Второй причиной был мой разговор с Алексеем Орловым и то, что я убедил его остаться в России. Павел понимал, мою правоту, но не мог переступить через свою ненависть к одному из убийц своего отца. Ещё попы подсуетились и пожаловались на деятельность Головиной, которая вроде как действовала с моей подачи.

— Константин, я всё более сомневаюсь в том, что доверил тебе право заседать в Сенате. Твои последние поступки меня настораживают. Объясни, о чём ты разговаривал с графом Орловым[1]? — так Павел начал разговор, вызвав меня опять чуть ли не ночью.

— Отец, я буду откровенен. Вы имеете полное право ненавидеть графа. При этом нельзя не признать, что он не какой-нибудь паразит и придворный бездельник, а человек, который многое сделал для России. Да, он в отставке, но еще способен на многое.

— И на что же он способен? — спросил Павел, судя по тону, он начал злиться.

— Вы знаете, каким капиталом располагает граф?

— Меня смущает, что ты так много говоришь о деньгах. Богатство графа известно всем и я ни в коей мере на него не претендую. Но он должен был испытать всё унижение, на которое я его обрёк при похоронах моего батюшки, — произнёс Павел и вскочил со стула.

Он сделал несколько шагов, будто не зная, что делать дальше и остановился у окна.

— Я завёл речь о деньгах, потому что граф хотел уехать за границу. Сейчас в Европе неспокойно, а он ещё собрался взять в поездку свою дочь, которая является его единственной наследницей.

— Не понимаю, причём здесь дочь Орлова? — всё так же глядя в окно, проворил Павел.

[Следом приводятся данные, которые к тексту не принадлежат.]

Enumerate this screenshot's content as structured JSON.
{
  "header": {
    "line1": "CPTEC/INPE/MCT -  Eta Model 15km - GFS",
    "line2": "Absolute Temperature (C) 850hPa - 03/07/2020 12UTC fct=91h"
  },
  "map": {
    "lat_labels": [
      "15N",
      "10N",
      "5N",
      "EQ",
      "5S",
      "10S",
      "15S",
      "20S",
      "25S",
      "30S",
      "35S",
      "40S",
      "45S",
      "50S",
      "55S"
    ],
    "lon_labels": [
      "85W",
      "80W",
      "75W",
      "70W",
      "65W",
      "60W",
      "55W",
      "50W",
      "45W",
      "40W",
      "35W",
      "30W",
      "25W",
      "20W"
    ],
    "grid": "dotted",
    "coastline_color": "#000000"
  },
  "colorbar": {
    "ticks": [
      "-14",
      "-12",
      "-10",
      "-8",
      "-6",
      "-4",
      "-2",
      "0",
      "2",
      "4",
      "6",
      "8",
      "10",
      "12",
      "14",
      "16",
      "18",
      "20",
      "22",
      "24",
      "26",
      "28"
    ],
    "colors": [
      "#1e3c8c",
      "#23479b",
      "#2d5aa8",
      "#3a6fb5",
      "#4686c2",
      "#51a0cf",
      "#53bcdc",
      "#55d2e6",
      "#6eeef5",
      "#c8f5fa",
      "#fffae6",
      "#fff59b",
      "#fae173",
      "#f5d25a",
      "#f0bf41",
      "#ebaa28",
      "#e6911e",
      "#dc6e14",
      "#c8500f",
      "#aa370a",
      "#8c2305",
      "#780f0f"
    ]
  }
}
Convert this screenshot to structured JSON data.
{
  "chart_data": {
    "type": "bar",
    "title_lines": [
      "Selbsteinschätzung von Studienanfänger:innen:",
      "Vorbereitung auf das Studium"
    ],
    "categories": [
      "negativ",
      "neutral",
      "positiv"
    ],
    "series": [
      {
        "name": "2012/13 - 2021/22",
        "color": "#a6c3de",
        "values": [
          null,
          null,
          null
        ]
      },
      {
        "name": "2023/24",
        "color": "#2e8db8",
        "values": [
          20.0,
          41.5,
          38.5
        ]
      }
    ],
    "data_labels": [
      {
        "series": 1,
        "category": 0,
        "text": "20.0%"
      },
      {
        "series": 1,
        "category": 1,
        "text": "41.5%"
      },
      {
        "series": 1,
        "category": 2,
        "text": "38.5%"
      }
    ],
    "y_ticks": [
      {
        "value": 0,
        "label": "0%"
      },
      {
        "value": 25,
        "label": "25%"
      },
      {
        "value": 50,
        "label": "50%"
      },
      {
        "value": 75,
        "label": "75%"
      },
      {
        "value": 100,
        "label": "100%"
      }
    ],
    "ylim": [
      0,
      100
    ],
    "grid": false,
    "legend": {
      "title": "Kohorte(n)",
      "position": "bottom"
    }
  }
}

— Зачем отпускать в Европу богатейшего человека страны? Мало того что он будет тратить заработанные в России деньги во всяких Германиях и Австриях, так ещё неизвестно как пребывание за границей отразиться на его дочери. Может, вырастит в ненависти к России. Или выйдет замуж за какого-нибудь польского или французского проходимца. Я же убедил графа остаться, он возвращается в Москву. Самое главное, Алексей Григорьевич со всем старанием продолжит работу на собственном конном заводе. Там уже добились огромных успехов и вывели несколько пород скакунов. До решения покинуть Россию, граф хотел продолжить и расширить своё дело. Разве нашей кавалерии не нужны хорошие скакуны? Или нашим обозам не нужны российские битюги. Или купцам не нужны тягловые лошади? И заметьте, всё это граф осуществит без малейших затрат для казны. Заодно сделает много полезного для Москвы. Он и раньше жертвовал деньги на благотворительность, но в основном на церковь. Я убедил его, что храмов в стране достаточно, а вот школ, больниц и библиотек почти нет. Если граф на свои деньги построит и будет содержать хотя бы одну школу, приют или больницу, то это уже огромная польза государству.